Folha de S. Paulo
No mundo encantado de Brasília, se falava de
'surpresa', uma fofoca sobre assunto grave
Foi um dia típico do mundo encantado de
Brasília. Um dia depois do São João, nas férias juninas, causou sensação que o
presidente da Câmara, Hugo Mota, tenha botado para quebrar. O
aumento do IOF caiu com 75% dos votos do total dos deputados (80% dos
presentes). O Senado enterrou o cadáver.
Houve conversinha sobre governo e deputados
terem sido pegos de "surpresa". E daí? Isso é espuma ou sintoma de
coisa pior e sabida. É fofoca, "bastidor", sobre interesses da
política politiqueira, de escassa relação com problemas reais do país.
A redução de despesa e os superávits fiscais a partir de 2027, que constam do projeto de Lei de Diretrizes Orçamentárias de 2026, são um cenário "fictício", diz a Instituição Fiscal Independente (IFI, ligada ao Senado, mas autônoma, responsável por analisar as contas públicas).
É
o que está no Relatório de Acompanhamento Fiscal de junho. Se a
política fiscal precisava ainda de obituário, ali está.
Essa
situação política deriva do fato de que o plano fiscal (gasto, impostos) de Lula 3 estava
marcado para morrer desde 2023, pois autodestrutivo. Deriva do desespero do
governo para cobrir o buraco e evitar pindaíba terminal, pois perdeu a chance
de propor mudança em 2024.
Quase ninguém mais liga para o cumprimento da
meta oficial, nem "o mercado". A lei permite a exclusão de despesas,
outras o governo faz por fora do Orçamento. O déficit real é maior e se empilha
na dívida, que cresce sem limite.
Quase ninguém mais acredita que haverá
providência séria até o final de Lula 3 (por causa de Lula, do Congresso e do
poder econômico). O risco é o governo dar outro tiro na cabeça, mudando a meta
outra vez.

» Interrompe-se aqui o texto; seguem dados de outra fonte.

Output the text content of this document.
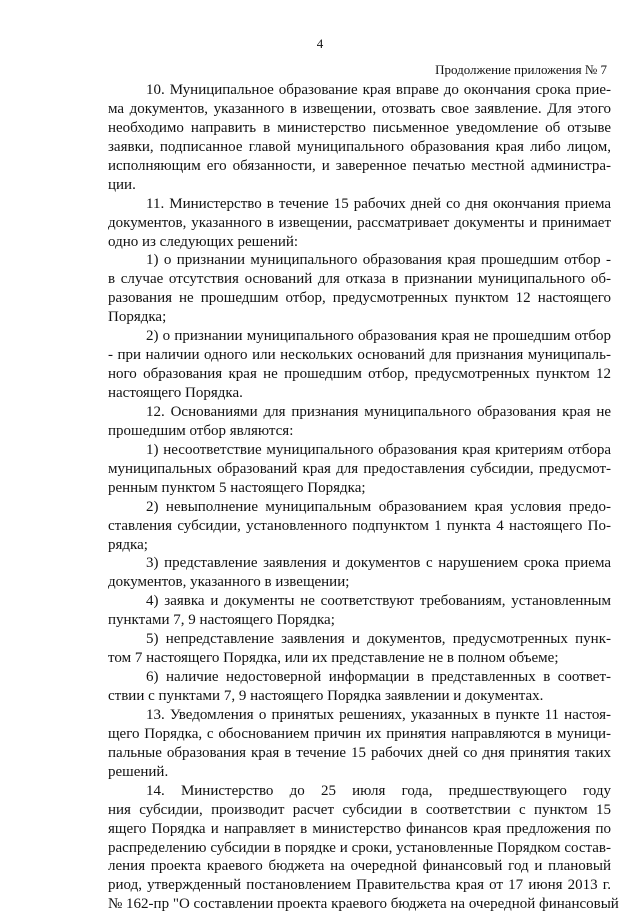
4
Продолжение приложения № 7
10. Муниципальное образование края вправе до окончания срока прие-
ма документов, указанного в извещении, отозвать свое заявление. Для этого
необходимо направить в министерство письменное уведомление об отзыве
заявки, подписанное главой муниципального образования края либо лицом,
исполняющим его обязанности, и заверенное печатью местной администра-
ции.
11. Министерство в течение 15 рабочих дней со дня окончания приема
документов, указанного в извещении, рассматривает документы и принимает
одно из следующих решений:
1) о признании муниципального образования края прошедшим отбор -
в случае отсутствия оснований для отказа в признании муниципального об-
разования не прошедшим отбор, предусмотренных пунктом 12 настоящего
Порядка;
2) о признании муниципального образования края не прошедшим отбор
- при наличии одного или нескольких оснований для признания муниципаль-
ного образования края не прошедшим отбор, предусмотренных пунктом 12
настоящего Порядка.
12. Основаниями для признания муниципального образования края не
прошедшим отбор являются:
1) несоответствие муниципального образования края критериям отбора
муниципальных образований края для предоставления субсидии, предусмот-
ренным пунктом 5 настоящего Порядка;
2) невыполнение муниципальным образованием края условия предо-
ставления субсидии, установленного подпунктом 1 пункта 4 настоящего По-
рядка;
3) представление заявления и документов с нарушением срока приема
документов, указанного в извещении;
4) заявка и документы не соответствуют требованиям, установленным
пунктами 7, 9 настоящего Порядка;
5) непредставление заявления и документов, предусмотренных пунк-
том 7 настоящего Порядка, или их представление не в полном объеме;
6) наличие недостоверной информации в представленных в соответ-
ствии с пунктами 7, 9 настоящего Порядка заявлении и документах.
13. Уведомления о принятых решениях, указанных в пункте 11 настоя-
щего Порядка, с обоснованием причин их принятия направляются в муници-
пальные образования края в течение 15 рабочих дней со дня принятия таких
решений.
14. Министерство до 25 июля года, предшествующего году
ния субсидии, производит расчет субсидии в соответствии с пунктом 15
ящего Порядка и направляет в министерство финансов края предложения по
распределению субсидии в порядке и сроки, установленные Порядком состав-
ления проекта краевого бюджета на очередной финансовый год и плановый
риод, утвержденный постановлением Правительства края от 17 июня 2013 г.
№ 162-пр "О составлении проекта краевого бюджета на очередной финансовый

No mais, acabou. O governo vai ficar estrangulado em uns dois anos.
A vida será dura a partir de 2027 —ou vamos à breca.
O Congresso quis dar lição no governo. Quer
fazer Lula pedinchar. Quis mostrar a ministros qual é o "lugar
deles", como dizem de Rui Costa (Casa
Civil) e Fernando
Haddad (Fazenda).
O Congresso quer dinheiro das emendas. O
comando do Congresso está nervosinho também porque, acredita, o
governo jogou na conta do direitão e do centrão as mudanças ruinosas no setor
elétrico, entre elas o aumento da conta de luz. Dizia que tinham um
acordo com Lula para dourar essa pílula. Tanto faz. Quem fez mais essa
porqueira no setor elétrico foi o Congresso, um desastre para o planejamento e
o mercado de energia.
O Congresso está incomodado que o governo
alardeie defender o "andar de baixo" e que medidas fiscais rejeitadas
pelos parlamentares atingem apenas "os
moradores da cobertura", como diz Haddad.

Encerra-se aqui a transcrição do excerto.